Les « zones de désescalade » en Syrie, une doctrine territoriale au service de la stabilisation des conflits ?
Un accord a été conclu en septembre dernier à Astana au Kazakhstan, entre la Turquie, la Russie et l’Iran, pour la mise en œuvre intégrale de « zones de désescalade » en Syrie c’est à dire quatre zones qui couvrent la Goutha orientale, à l’est de Damas, ainsi que les provinces d’Idlib, Homs, Lattaquié, Alep et Hama. Ces zones sont mises en place pour une durée de six mois renouvelables. Le processus d’Astana qui a démarré depuis le mois de janvier 2017 a pour objectif de mener des négociations pour faire baisser la tension sur le terrain des hostilités en Syrie, en complémentarité du processus diplomatique mené par l’Onu à Genève.

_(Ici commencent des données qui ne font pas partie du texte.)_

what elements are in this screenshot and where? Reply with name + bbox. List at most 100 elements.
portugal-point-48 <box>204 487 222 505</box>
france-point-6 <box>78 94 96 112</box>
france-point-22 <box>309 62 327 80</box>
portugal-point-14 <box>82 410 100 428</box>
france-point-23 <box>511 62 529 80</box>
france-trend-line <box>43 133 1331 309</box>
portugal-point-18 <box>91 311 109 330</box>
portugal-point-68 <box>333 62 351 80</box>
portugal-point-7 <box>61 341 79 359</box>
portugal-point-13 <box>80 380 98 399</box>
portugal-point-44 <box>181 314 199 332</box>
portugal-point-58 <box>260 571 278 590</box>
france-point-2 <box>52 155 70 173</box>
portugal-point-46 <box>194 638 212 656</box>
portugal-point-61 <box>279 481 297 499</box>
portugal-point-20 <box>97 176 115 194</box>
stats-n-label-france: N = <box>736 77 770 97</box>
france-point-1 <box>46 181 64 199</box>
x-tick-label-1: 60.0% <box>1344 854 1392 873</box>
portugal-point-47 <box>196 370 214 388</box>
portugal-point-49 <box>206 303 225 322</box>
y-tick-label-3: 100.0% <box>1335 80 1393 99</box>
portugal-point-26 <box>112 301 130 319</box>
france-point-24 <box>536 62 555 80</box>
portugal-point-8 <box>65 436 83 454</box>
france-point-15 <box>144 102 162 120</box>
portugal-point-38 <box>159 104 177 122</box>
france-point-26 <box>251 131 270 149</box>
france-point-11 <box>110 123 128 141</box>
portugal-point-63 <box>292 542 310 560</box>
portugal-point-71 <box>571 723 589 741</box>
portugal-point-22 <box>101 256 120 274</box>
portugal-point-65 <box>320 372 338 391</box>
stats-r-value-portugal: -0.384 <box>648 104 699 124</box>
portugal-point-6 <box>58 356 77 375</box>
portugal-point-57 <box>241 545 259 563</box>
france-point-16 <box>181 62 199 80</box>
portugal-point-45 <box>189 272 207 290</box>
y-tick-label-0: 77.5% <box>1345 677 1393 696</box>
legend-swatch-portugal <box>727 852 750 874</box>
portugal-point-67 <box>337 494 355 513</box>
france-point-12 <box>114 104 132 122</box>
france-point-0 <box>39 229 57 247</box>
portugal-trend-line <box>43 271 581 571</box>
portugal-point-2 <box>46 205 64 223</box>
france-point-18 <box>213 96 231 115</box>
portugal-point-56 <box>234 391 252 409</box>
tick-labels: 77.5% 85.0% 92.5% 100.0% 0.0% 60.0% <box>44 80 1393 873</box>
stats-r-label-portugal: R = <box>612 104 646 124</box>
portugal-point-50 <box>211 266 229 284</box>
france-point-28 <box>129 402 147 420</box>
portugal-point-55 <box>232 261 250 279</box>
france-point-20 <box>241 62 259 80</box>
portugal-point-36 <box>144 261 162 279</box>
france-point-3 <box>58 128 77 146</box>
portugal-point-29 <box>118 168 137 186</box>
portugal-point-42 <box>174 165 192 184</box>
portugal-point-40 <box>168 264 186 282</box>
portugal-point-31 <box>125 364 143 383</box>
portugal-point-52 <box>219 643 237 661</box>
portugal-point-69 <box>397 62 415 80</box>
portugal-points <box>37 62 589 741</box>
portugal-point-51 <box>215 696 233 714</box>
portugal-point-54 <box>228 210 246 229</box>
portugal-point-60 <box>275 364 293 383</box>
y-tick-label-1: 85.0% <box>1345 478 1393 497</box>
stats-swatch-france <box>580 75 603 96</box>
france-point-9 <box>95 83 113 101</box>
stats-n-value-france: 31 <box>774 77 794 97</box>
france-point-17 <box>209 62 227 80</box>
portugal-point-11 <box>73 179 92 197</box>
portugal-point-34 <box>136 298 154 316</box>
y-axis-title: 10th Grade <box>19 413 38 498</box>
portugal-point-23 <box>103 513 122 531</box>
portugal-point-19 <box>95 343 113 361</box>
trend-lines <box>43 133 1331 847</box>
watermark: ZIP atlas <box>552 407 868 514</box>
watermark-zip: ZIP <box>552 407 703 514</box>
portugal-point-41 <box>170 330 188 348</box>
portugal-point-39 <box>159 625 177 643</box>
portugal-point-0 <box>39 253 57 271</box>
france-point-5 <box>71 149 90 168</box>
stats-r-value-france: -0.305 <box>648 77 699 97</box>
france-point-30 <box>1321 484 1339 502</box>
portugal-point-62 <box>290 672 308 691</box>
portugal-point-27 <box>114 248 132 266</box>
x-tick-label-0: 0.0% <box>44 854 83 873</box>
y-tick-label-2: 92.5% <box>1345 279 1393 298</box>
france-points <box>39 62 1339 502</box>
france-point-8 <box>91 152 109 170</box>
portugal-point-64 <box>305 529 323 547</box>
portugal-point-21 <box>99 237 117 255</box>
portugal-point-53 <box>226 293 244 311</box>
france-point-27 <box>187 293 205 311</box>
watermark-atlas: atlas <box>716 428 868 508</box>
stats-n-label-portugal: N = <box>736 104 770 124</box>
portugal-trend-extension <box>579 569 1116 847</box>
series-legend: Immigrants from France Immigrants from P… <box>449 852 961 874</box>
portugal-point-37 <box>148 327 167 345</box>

Les pays garants (Turquie, Russie et Iran) sont responsables du contrôle de ces zones pour une période de 6 mois dans un premier temps renouvelable. Il se sont mis d’accord sur le déploiement d’observateurs aux limites de ces zones .
La défaite de l’Etat islamique approche et l’arrêt des combats aux sein des « zones de désescalade » joue un rôle clé pour la baisse des tensions et réduire les hostilités entre les acteurs du conflit. Ces zones choisies sont composées de « zones sans combat » et de « zones de sécurité » tout autour. Les combats ou frappes aériennes sont supposés être interdits dans ces zones.
L’intérêt de ce dispositif tactique réside dans l’importance accordée au facteur territorial pour obtenir un succès stratégique.
Une guerre se gagne avant tout sur le terrain, par la maîtrise du territoire, mais la paix aussi, afin d’avoir aussi le soutien des populations qui y vivent.
La création de ces « îlots territoriaux » en processus de stabilisation, constitue une approche innovante et pourrait servir de modèle dans d’autres conflits. Si cela fonctionne, cette méthode pourrait alors être érigée au rang de doctrine de stabilisation, dont la caractéristique est de« moucheter » progressivement le territoire d’un pays en guerre, afin de le stabiliser dans son ensemble par effet « tache d’huile » . Dans un monde multicentré caractérisé par la multiplication des conflits issus de rivalités territoriales, cette approche pragmatique mérite l’attention.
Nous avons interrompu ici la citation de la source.